Chi salta l’appuntamento di fine mese rischia conseguenze pesanti. Al rispetto della scadenza del 30 giugno, infatti, è collegata una sanzione: chi non presenta il piano – o non centra gli obiettivi di risparmio – si vedrà tagliare dall’Economia i fondi per le spese correnti. In misura equivalente ai mancati risparmi.
L’immane sforzo in partenza è la conseguenza dell’ultimo giro di vite sulla spesa pubblica per gli immobili imposto dal governo Renzi, con il decreto Irpef (Dl 66/2014). Il provvedimento, appunto, ha fissato al 30 giugno prossimo la scadenza per tutte le amministrazioni statali per consegnare all’agenzia del Demanio un piano di razionalizzazione degli uffici, naturalmente in chiave di spending review. In pratica, le amministrazioni statali dovranno riuscire a indicare le sedi in affitto che possono essere gradualmente liberate fino a dimezzare i costi, con il contestuale trasferimento in altri immobili pubblici. Senza timore di condividere con altri enti spazi e pareti.

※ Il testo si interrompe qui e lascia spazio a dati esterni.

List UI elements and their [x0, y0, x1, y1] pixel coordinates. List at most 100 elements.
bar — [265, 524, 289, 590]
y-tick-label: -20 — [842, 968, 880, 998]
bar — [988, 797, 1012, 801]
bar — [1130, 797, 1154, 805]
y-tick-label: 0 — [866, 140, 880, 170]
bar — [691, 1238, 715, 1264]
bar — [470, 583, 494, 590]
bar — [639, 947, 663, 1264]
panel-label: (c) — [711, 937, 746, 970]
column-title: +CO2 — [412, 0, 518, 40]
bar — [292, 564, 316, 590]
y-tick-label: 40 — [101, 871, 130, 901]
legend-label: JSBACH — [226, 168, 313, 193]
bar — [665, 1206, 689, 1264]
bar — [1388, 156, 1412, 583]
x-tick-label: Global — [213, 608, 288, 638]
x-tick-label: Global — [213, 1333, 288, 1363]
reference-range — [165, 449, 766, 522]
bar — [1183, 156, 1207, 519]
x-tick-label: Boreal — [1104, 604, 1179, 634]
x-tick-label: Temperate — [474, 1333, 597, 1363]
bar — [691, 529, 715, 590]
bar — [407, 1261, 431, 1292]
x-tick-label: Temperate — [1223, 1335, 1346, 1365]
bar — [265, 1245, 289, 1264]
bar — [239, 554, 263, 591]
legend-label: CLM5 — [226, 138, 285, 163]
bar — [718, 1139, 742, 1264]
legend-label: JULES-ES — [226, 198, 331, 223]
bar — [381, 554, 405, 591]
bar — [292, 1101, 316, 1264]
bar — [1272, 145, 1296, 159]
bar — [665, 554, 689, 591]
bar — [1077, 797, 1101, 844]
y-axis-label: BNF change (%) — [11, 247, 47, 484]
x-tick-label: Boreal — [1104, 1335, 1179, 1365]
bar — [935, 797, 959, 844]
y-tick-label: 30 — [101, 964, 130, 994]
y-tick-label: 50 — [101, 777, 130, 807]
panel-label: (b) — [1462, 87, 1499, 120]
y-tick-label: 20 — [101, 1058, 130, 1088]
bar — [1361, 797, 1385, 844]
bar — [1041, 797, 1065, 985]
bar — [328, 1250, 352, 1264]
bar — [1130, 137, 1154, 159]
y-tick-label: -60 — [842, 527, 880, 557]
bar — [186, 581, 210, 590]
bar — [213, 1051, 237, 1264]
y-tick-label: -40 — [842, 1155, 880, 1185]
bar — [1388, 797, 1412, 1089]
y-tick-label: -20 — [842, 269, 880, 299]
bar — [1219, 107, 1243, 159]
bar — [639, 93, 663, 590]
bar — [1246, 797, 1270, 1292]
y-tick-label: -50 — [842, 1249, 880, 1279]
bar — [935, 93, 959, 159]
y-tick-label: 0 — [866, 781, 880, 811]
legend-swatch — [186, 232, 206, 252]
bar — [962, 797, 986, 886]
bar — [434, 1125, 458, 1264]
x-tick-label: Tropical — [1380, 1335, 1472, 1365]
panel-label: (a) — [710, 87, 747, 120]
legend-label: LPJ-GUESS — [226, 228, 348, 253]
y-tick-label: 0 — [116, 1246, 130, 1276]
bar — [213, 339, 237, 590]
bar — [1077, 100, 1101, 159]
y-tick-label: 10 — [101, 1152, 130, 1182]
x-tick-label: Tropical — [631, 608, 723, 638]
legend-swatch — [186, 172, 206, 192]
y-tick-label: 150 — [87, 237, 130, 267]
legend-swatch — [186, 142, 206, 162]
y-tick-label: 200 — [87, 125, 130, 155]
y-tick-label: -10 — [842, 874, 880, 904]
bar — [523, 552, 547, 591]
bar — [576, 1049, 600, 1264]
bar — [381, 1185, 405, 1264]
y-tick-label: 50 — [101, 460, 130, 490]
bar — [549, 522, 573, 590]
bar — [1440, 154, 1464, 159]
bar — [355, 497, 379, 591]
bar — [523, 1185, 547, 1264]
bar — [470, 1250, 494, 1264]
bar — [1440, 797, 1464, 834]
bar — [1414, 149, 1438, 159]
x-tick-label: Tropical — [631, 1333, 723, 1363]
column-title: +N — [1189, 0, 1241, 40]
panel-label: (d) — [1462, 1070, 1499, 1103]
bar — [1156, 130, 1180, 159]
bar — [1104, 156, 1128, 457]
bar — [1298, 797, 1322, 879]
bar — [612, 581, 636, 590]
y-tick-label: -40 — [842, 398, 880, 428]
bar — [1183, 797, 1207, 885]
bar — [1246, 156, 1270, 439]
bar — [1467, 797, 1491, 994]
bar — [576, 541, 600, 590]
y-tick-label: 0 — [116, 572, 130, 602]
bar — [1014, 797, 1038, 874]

Al Demanio lo chiamano “modello Chieti”, dal nome della prima città che sta sperimentando la razionalizzazione: qui in un’ex caserma si stanno concentrando gli uffici di Entrate, Dogane, Monopoli e presidi delle Forze dell’ordine con un investimento di 30 milioni da ammortizzare con un risparmio dei canoni di oltre due milioni all’anno. Per favorire questo tipo di operazioni è disponibile un Fondo con una dotazione di 20 milioni di euro.
Ma la cura dimagrante riguarda anche gli spazi a disposizione dei burocrati. Il parametro a cui riallinearsi va dai 20 a un massimo di 25 metri quadri per addetto, calcolati sommando sia gli uffici veri e propri che gli archivi, le mense e le biblioteche.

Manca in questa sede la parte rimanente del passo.